Hedge funds on the other end of the spectrum have lost over 30% YTD. In the list shared above, the top 10 funds have invested in cryptocurrencies. However, the triple-digit returns need to be taken with caution as there is high volatility in Bitcoin and top altcoin markets. Based on data from PWC Hedge Fund Report, 97% of crypto hedge funds trade Bitcoin. With an incentive war in DeFi, there are exciting opportunities to lure hedge funds to invest in DeFi projects. Returns on DeFi projects were less rewarding in the past 7 days and 30 days. Top DeFi Projects have negative returns of -40 to -60% ranging in the short term. Long-term or YTD returns continue to be three-digit for most DeFi projects. This suggests that it’s likely that the Crypto Hedge fund industry may get revolutionized by investing in a basket of DeFi projects.

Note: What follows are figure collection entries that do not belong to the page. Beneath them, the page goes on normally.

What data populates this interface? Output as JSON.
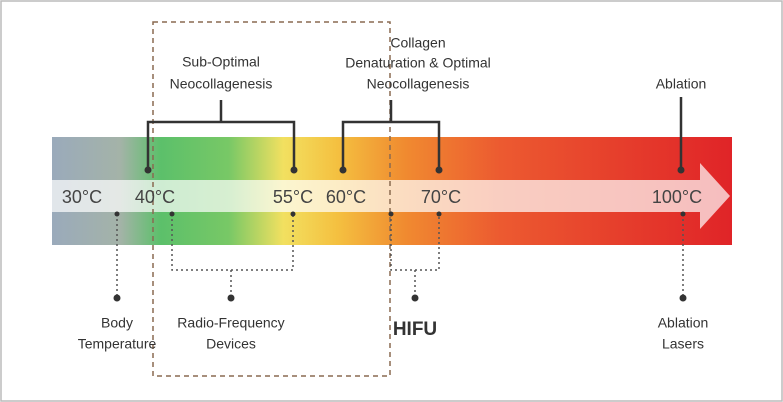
{
  "temperature_scale": {
    "temperatures": [
      "30°C",
      "40°C",
      "55°C",
      "60°C",
      "70°C",
      "100°C"
    ],
    "effects": [
      {
        "lines": [
          "Sub-Optimal",
          "Neocollagenesis"
        ]
      },
      {
        "lines": [
          "Collagen",
          "Denaturation & Optimal",
          "Neocollagenesis"
        ]
      },
      {
        "lines": [
          "Ablation"
        ]
      }
    ],
    "devices": [
      {
        "lines": [
          "Body",
          "Temperature"
        ]
      },
      {
        "lines": [
          "Radio-Frequency",
          "Devices"
        ]
      },
      {
        "lines": [
          "HIFU"
        ]
      },
      {
        "lines": [
          "Ablation",
          "Lasers"
        ]
      }
    ]
  }
}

There is high volatility due to high TVL in DeFi and this poses as an untapped opportunity for Hedge Fund Managers. The average crypto fund may outperform its underlying asset- if the asset was a DeFi Project. Panxora’s announcement of seeking $50 M for investing in DeFi projects is one of the first steps in this direction. As a retail trader, one could leverage this and route investments to DeFi projects with high YTD.
Based on data from Messari’s DeFi screener, top projects like Aave, Yearn.Finance and Melon Protocol have high YTD ranging from 2591% to 507%. Parking funds in such projects could possibly give a retail trader an edge over institutions, as they are still in the early stages of experimenting with DeFi as an investment instrument from a long-term perspective.